Cold-chain logistics platform for cell therapy, clinical trials, and organ transport
Mercury operates a 40-year-old cold-chain logistics business serving biotech and life-sciences companies, now modernizing its core operations. The tech stack (Java, PostgreSQL, Docker, GitHub Actions) and active projects (next-generation shipment platform, API layer, test automation) signal a shift from legacy logistics infrastructure toward a software-first, platform-based model. Engineering hiring (6 roles, mostly senior and manager-level) heavily outweighs sales (1 role), indicating the company is investing in product and reliability rather than expanding market reach — a deliberate choice for a 51–200-person operation serving highly regulated, high-stakes customers.

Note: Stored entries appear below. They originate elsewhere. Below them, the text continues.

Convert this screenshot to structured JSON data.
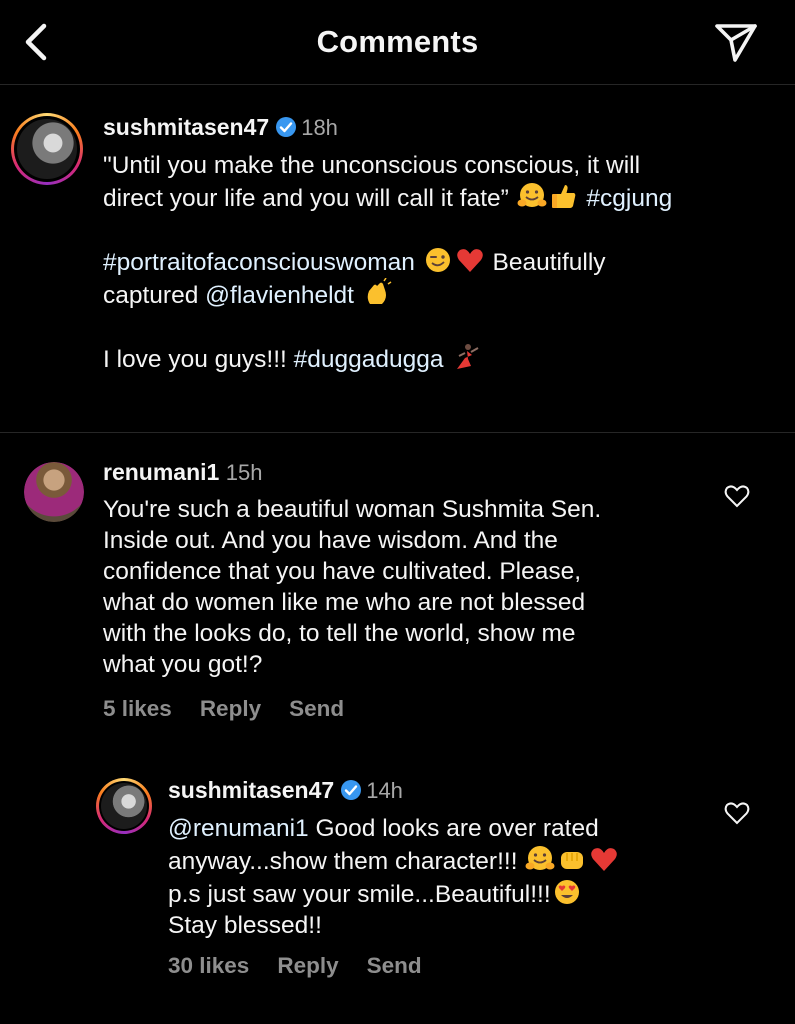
{
  "header": {
    "title": "Comments"
  },
  "caption": {
    "username": "sushmitasen47",
    "time": "18h",
    "line1": "\"Until you make the unconscious conscious, it will",
    "line2_text": "direct your life and you will call it fate”",
    "line2_tag": "#cgjung",
    "line3_tag": "#portraitofaconsciouswoman",
    "line3_text": "Beautifully",
    "line4_text": "captured",
    "line4_mention": "@flavienheldt",
    "line5_text": "I love you guys!!!",
    "line5_tag": "#duggadugga"
  },
  "comments": [
    {
      "username": "renumani1",
      "time": "15h",
      "lines": [
        "You're such a beautiful woman Sushmita Sen.",
        "Inside out. And you have wisdom. And the",
        "confidence that you have cultivated. Please,",
        "what do women like me who are not blessed",
        "with the looks do, to tell the world, show me",
        "what you got!?"
      ],
      "likes": "5 likes",
      "reply": "Reply",
      "send": "Send"
    }
  ],
  "reply": {
    "username": "sushmitasen47",
    "time": "14h",
    "mention": "@renumani1",
    "line1_text": "Good looks are over rated",
    "line2_text": "anyway...show them character!!!",
    "line3_text": "p.s just saw your smile...Beautiful!!!",
    "line4_text": "Stay blessed!!",
    "likes": "30 likes",
    "reply_label": "Reply",
    "send_label": "Send"
  },
  "colors": {
    "background": "#000000",
    "text": "#f5f5f5",
    "secondary": "#a8a8a8",
    "verified": "#3897f0",
    "hashtag": "#e0f1ff"
  },
  "icons": [
    "back-arrow-icon",
    "direct-send-icon",
    "verified-badge-icon",
    "heart-outline-icon"
  ]
}
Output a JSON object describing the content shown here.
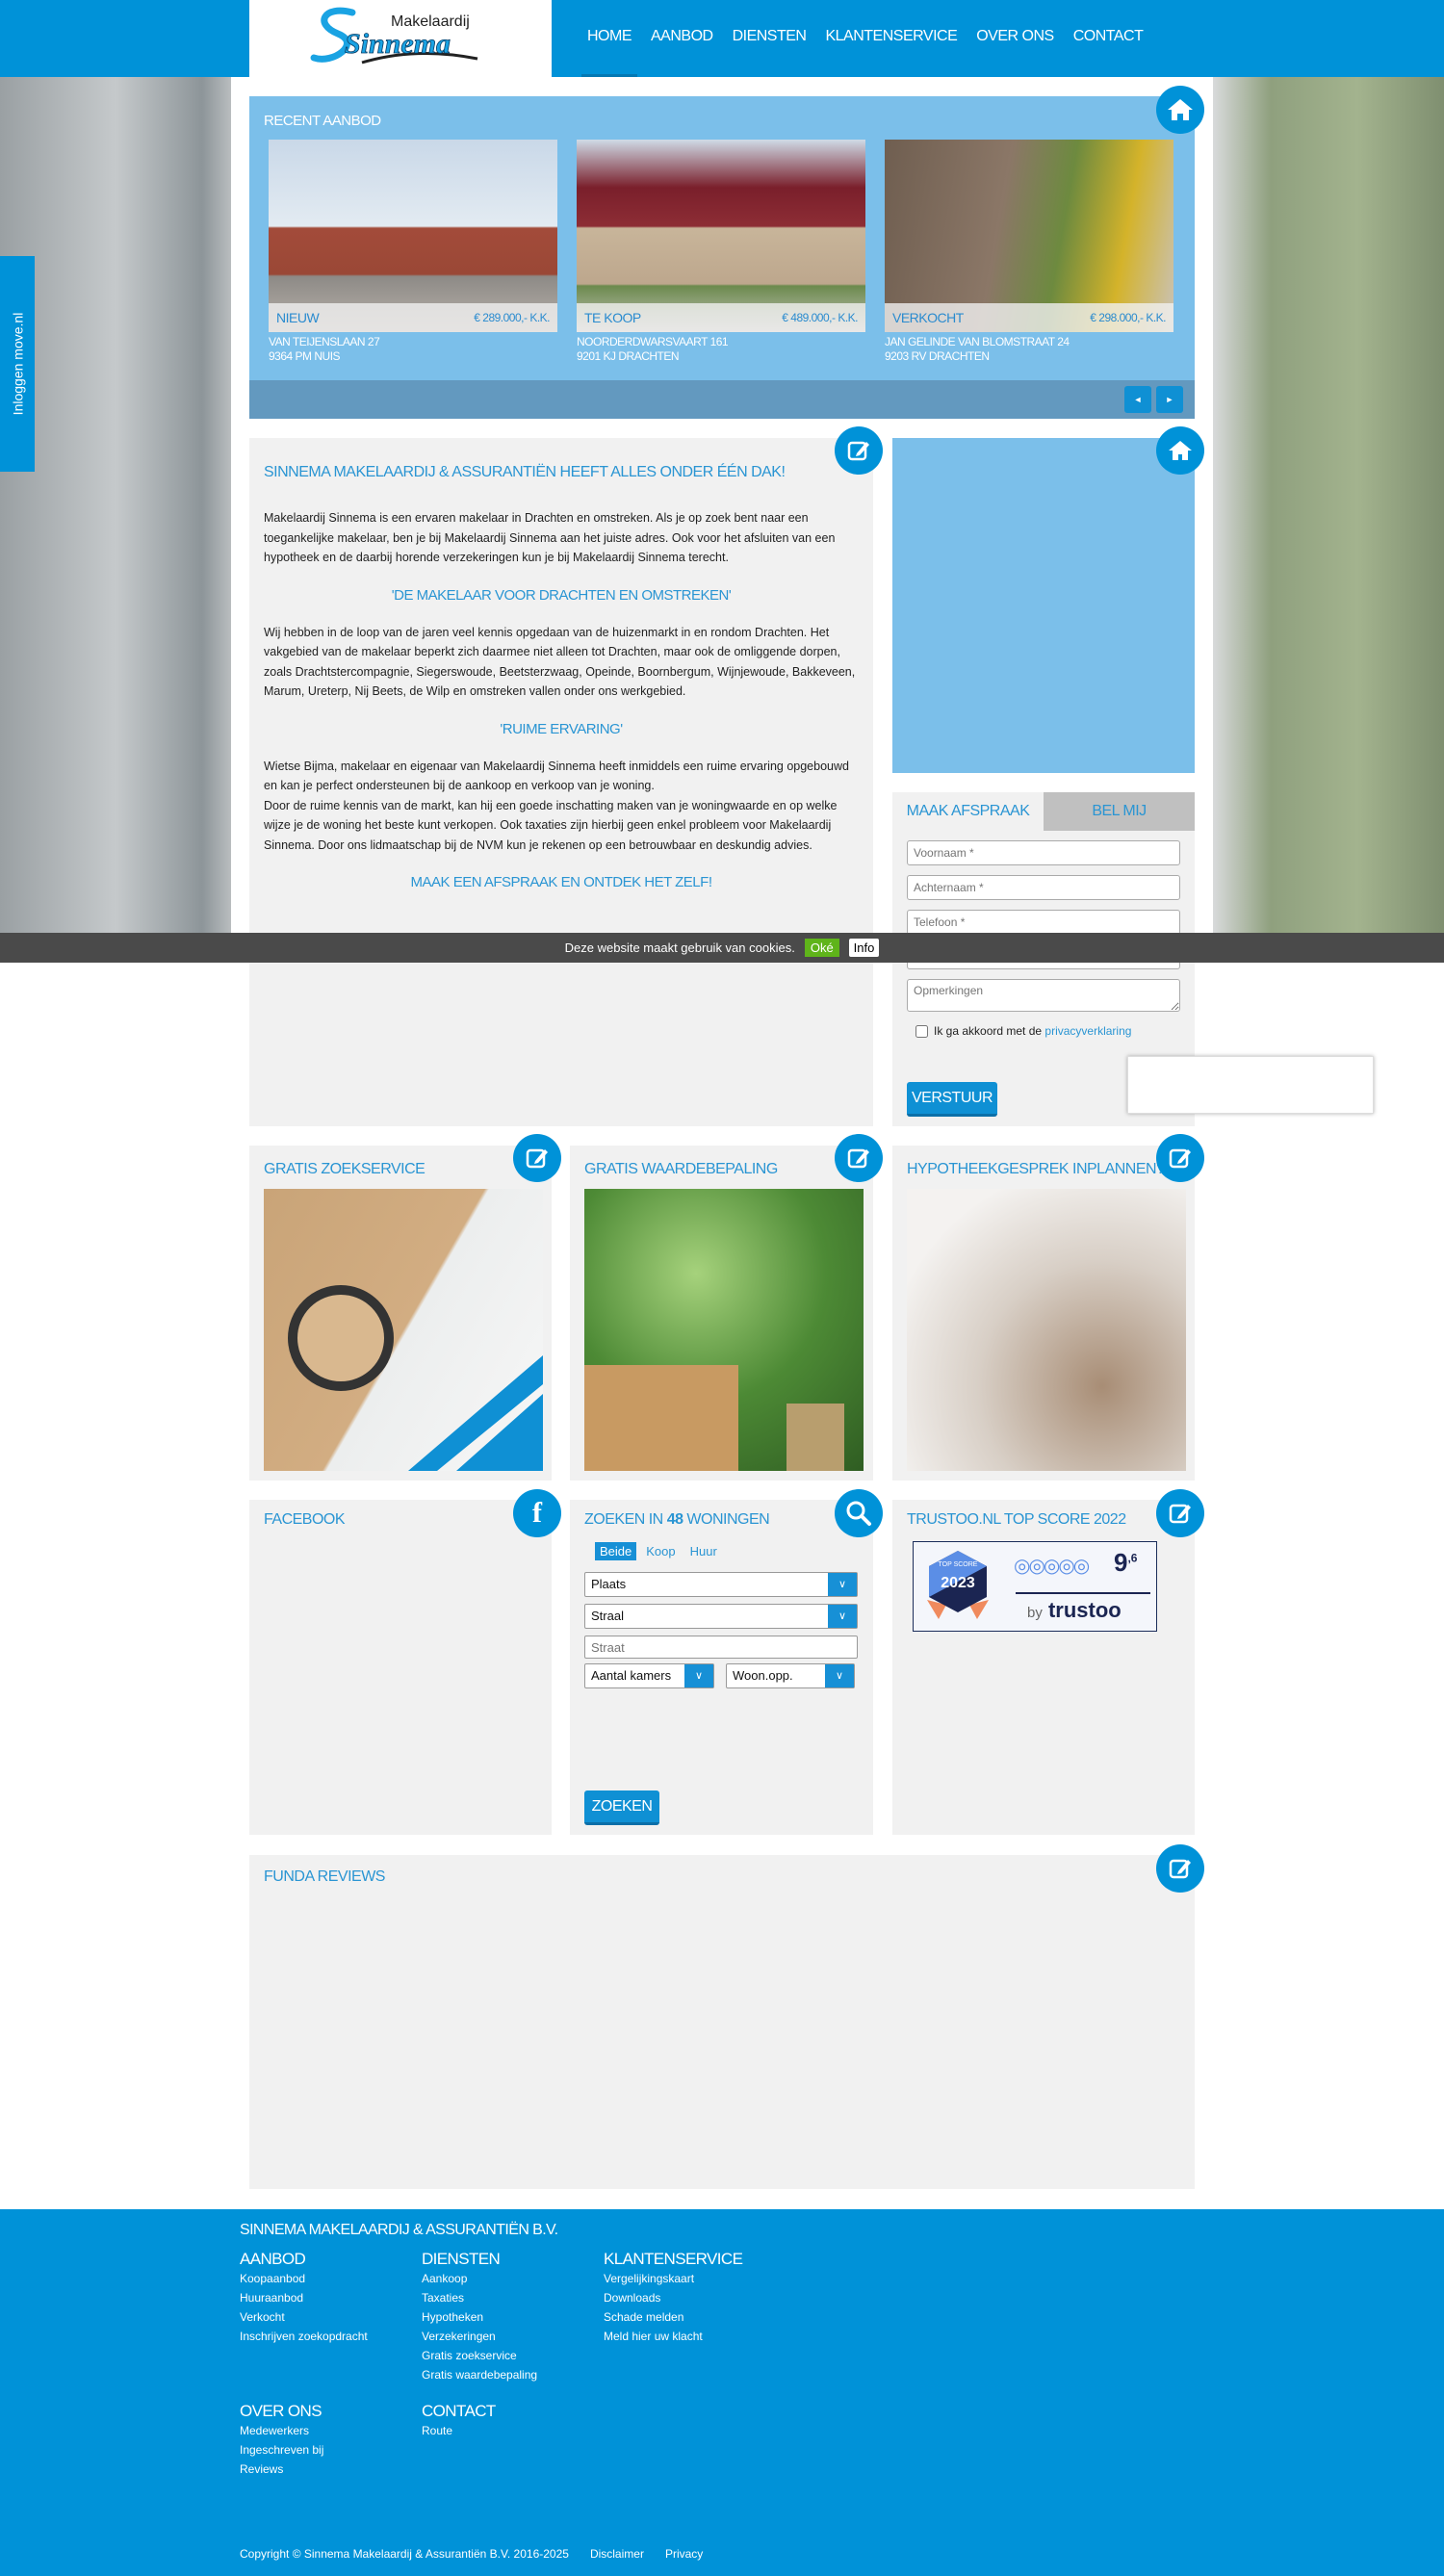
{
  "colors": {
    "brand": "#0092d8",
    "light_blue": "#7bbfea",
    "box_bg": "#f1f1f1",
    "cookie_bar": "#4a4a4a",
    "ok_green": "#5fb41a"
  },
  "logo": {
    "small": "Makelaardij",
    "big": "Sinnema"
  },
  "nav": [
    {
      "label": "HOME",
      "active": true
    },
    {
      "label": "AANBOD"
    },
    {
      "label": "DIENSTEN"
    },
    {
      "label": "KLANTENSERVICE"
    },
    {
      "label": "OVER ONS"
    },
    {
      "label": "CONTACT"
    }
  ],
  "side_tab": "Inloggen move.nl",
  "recent": {
    "title": "RECENT AANBOD",
    "icon": "house-icon",
    "listings": [
      {
        "status": "NIEUW",
        "price": "€ 289.000,- K.K.",
        "street": "VAN TEIJENSLAAN 27",
        "city": "9364 PM NUIS"
      },
      {
        "status": "TE KOOP",
        "price": "€ 489.000,- K.K.",
        "street": "NOORDERDWARSVAART 161",
        "city": "9201 KJ DRACHTEN"
      },
      {
        "status": "VERKOCHT",
        "price": "€ 298.000,- K.K.",
        "street": "JAN GELINDE VAN BLOMSTRAAT 24",
        "city": "9203 RV DRACHTEN"
      }
    ],
    "prev": "◄",
    "next": "►"
  },
  "intro": {
    "title": "SINNEMA MAKELAARDIJ & ASSURANTIËN HEEFT ALLES ONDER ÉÉN DAK!",
    "p1": "Makelaardij Sinnema is een ervaren makelaar in Drachten en omstreken. Als je op zoek bent naar een toegankelijke makelaar, ben je bij Makelaardij Sinnema aan het juiste adres. Ook voor het afsluiten van een hypotheek en de daarbij horende verzekeringen kun je bij Makelaardij Sinnema terecht.",
    "h1": "'DE MAKELAAR VOOR DRACHTEN EN OMSTREKEN'",
    "p2": "Wij hebben in de loop van de jaren veel kennis opgedaan van de huizenmarkt in en rondom Drachten. Het vakgebied van de makelaar beperkt zich daarmee niet alleen tot Drachten, maar ook de omliggende dorpen, zoals Drachtstercompagnie, Siegerswoude, Beetsterzwaag, Opeinde, Boornbergum, Wijnjewoude, Bakkeveen, Marum, Ureterp, Nij Beets, de Wilp en omstreken vallen onder ons werkgebied.",
    "h2": "'RUIME ERVARING'",
    "p3a": "Wietse Bijma, makelaar en eigenaar van Makelaardij Sinnema heeft inmiddels een ruime ervaring opgebouwd en kan je perfect ondersteunen bij de aankoop en verkoop van je woning.",
    "p3b": "Door de ruime kennis van de markt, kan hij een goede inschatting maken van je woningwaarde en op welke wijze je de woning het beste kunt verkopen. Ook taxaties zijn hierbij geen enkel probleem voor Makelaardij Sinnema. Door ons lidmaatschap bij de NVM kun je rekenen op een betrouwbaar en deskundig advies.",
    "h3": "MAAK EEN AFSPRAAK EN ONTDEK HET ZELF!"
  },
  "form": {
    "tabs": [
      "MAAK AFSPRAAK",
      "BEL MIJ"
    ],
    "voornaam": "Voornaam *",
    "achternaam": "Achternaam *",
    "telefoon": "Telefoon *",
    "opmerkingen": "Opmerkingen",
    "agree": "Ik ga akkoord met de ",
    "privacy": "privacyverklaring",
    "submit": "VERSTUUR"
  },
  "cookie": {
    "text": "Deze website maakt gebruik van cookies.",
    "ok": "Oké",
    "info": "Info"
  },
  "promos": [
    {
      "title": "GRATIS ZOEKSERVICE"
    },
    {
      "title": "GRATIS WAARDEBEPALING"
    },
    {
      "title": "HYPOTHEEKGESPREK INPLANNEN?"
    }
  ],
  "facebook": {
    "title": "FACEBOOK"
  },
  "search": {
    "title_pre": "ZOEKEN IN ",
    "count": "48",
    "title_post": " WONINGEN",
    "types": [
      "Beide",
      "Koop",
      "Huur"
    ],
    "plaats": "Plaats",
    "straat_sel": "Straal",
    "straat_ph": "Straat",
    "kamers": "Aantal kamers",
    "opp": "Woon.opp.",
    "submit": "ZOEKEN"
  },
  "trustoo": {
    "title": "TRUSTOO.NL TOP SCORE 2022",
    "badge_top": "TOP SCORE",
    "badge_year": "2023",
    "score": "9",
    "score_dec": ",6",
    "by": "by",
    "brand": "trustoo"
  },
  "funda": {
    "title": "FUNDA REVIEWS"
  },
  "footer": {
    "company": "SINNEMA MAKELAARDIJ & ASSURANTIËN B.V.",
    "cols": [
      {
        "h": "AANBOD",
        "links": [
          "Koopaanbod",
          "Huuraanbod",
          "Verkocht",
          "Inschrijven zoekopdracht"
        ]
      },
      {
        "h": "DIENSTEN",
        "links": [
          "Aankoop",
          "Taxaties",
          "Hypotheken",
          "Verzekeringen",
          "Gratis zoekservice",
          "Gratis waardebepaling"
        ]
      },
      {
        "h": "KLANTENSERVICE",
        "links": [
          "Vergelijkingskaart",
          "Downloads",
          "Schade melden",
          "Meld hier uw klacht"
        ]
      },
      {
        "h": "OVER ONS",
        "links": [
          "Medewerkers",
          "Ingeschreven bij",
          "Reviews"
        ]
      },
      {
        "h": "CONTACT",
        "links": [
          "Route"
        ]
      }
    ],
    "copyright": "Copyright © Sinnema Makelaardij & Assurantiën B.V. 2016-2025",
    "disclaimer": "Disclaimer",
    "privacy": "Privacy"
  }
}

Mercury moves time- and temperature-critical materials for biotech, diagnostics, and medical-device companies across 160+ countries. The service portfolio spans cell and gene-therapy materials, clinical-trial drugs, biological samples, organs and tissue, and medical devices — all shipped under GDP compliance and validated for extreme temperature ranges (-196°C to +25°C). The business model combines 24/7 customer squads (named logistics experts), a real-time shipment portal with GPS and temperature tracking, and specialized capabilities like on-board courier and direct-to-patient delivery. Headquarters in Boston, MA; privately held since 1984.
Java, PostgreSQL, Docker, GitHub, GitHub Actions, TypeScript, Playwright, REST Assured, HubSpot, and Salesforce. The stack reflects a modernized approach to logistics software with containerized deployment and automated testing.
Boston, MA. The company was founded in 1984 and is privately held with 51–200 employees.